Business Intelligence Dashboards present frequencies, percentages and averages in one convenient location. In this example, there are five average “Wait Time” scores compared for meaningful differences. Each average Wait Time score represents a single week of calls to a Government Department. Total number of calls, or “n” appears in the Total Calls column. It is important to know “n”, in this case call volumes, when interpreting averages. Calculated Wait Time averages appear in the Average Wait Time column (second table). There is no need to guess from the bar chart what the exact values are.
This example is from a Government Website (http://www.tpsgc-pwgsc.gc.ca/pension/qenrcm-hdwdtm-eng.html). It’s a great resource with lots of interesting analytics on key performance indicators.
General Questions From an Operations Manager:
Is the Wait Time average downward trend a good thing? Are Wait Time averages really different for each week? Is there a significant improvement in Wait Times over the five-week period? What does the increase in the last week suggest? Should something be done to make improvements in our service delivery since it looks like Wait Times are going back up? Do we hire or fire call centre staff?
Research Questions From the Analytics Manager:
Are the differences in the average Wait Times statistically meaningful? If they are, what month(s) show the greatest improvement? Depending on the statistical results, are the changes in average Wait Time practically meaningful?
Hypothesis From the Statistician:
Ho: There is No statistical difference in average Wait Time for the five weeks.
Ha: There IS a statistical difference in average Wait Time for the five weeks.

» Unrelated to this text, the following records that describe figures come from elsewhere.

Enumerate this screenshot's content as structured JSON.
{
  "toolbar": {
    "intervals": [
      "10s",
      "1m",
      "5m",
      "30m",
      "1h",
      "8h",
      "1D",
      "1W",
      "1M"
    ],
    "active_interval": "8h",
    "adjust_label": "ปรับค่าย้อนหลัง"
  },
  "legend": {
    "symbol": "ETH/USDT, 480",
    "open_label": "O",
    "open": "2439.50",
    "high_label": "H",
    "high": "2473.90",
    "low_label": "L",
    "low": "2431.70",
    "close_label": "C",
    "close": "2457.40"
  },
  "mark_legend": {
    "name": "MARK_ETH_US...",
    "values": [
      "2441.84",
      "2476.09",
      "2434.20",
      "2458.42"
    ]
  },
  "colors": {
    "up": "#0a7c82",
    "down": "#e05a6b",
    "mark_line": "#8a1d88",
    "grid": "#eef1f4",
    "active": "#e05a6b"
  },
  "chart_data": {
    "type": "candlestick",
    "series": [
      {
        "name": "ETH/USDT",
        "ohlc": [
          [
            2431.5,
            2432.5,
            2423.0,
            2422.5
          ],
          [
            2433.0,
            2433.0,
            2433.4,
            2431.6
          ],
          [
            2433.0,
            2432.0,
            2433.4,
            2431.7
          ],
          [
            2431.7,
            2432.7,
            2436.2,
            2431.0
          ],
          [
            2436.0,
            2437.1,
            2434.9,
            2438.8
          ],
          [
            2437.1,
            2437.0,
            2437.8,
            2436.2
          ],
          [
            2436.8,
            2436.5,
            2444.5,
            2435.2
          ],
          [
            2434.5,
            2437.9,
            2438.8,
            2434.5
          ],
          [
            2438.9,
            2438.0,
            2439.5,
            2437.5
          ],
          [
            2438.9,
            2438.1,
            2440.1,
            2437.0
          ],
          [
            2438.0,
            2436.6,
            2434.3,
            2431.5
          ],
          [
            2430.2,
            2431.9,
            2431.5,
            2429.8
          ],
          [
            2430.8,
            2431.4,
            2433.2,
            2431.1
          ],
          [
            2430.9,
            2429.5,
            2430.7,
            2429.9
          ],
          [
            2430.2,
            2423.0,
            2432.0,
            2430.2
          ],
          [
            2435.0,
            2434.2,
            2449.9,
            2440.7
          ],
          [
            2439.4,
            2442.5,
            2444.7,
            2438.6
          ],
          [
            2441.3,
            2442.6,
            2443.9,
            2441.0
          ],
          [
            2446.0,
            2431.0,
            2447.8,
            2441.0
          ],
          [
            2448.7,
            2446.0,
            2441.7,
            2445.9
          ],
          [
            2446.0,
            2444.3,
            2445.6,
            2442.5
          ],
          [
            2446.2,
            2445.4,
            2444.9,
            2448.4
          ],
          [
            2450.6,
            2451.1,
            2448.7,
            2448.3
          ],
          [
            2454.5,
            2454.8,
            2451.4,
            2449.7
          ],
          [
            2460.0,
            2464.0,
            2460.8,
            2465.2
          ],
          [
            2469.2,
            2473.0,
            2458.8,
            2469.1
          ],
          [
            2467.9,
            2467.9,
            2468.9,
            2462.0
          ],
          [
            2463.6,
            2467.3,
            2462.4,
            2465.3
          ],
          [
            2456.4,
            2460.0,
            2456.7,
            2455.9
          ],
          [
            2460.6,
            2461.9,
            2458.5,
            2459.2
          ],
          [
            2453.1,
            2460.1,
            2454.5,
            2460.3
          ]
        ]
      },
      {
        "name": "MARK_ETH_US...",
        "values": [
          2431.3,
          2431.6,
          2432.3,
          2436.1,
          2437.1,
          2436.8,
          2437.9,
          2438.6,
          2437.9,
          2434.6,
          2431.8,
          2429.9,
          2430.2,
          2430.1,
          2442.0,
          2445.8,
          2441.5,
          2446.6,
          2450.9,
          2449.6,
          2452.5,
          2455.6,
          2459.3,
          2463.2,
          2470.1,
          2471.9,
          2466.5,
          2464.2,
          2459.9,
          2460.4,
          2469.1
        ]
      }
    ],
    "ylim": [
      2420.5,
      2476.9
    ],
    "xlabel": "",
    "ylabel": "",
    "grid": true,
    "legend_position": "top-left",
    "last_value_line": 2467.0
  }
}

The One-way Analysis of Variance (ANOVA) is the appropriate statistical test to use when comparing the differences between three or more averages.
Results & Interpretation:
In this example, the ANOVA will determine if the observed differences in average Wait Time is statistically different. The chart suggests a dramatic downward trend with large differences. The ANOVA test will help managers make a practical interpretation of the apparent trend. For example, if the downward trend is statistically significant, managers may check customer satisfaction to confirm if a decrease in Wait Time by 41 seconds really improves service? If the trend is statistically significant, managers may also want to reward staff for their excellent performance.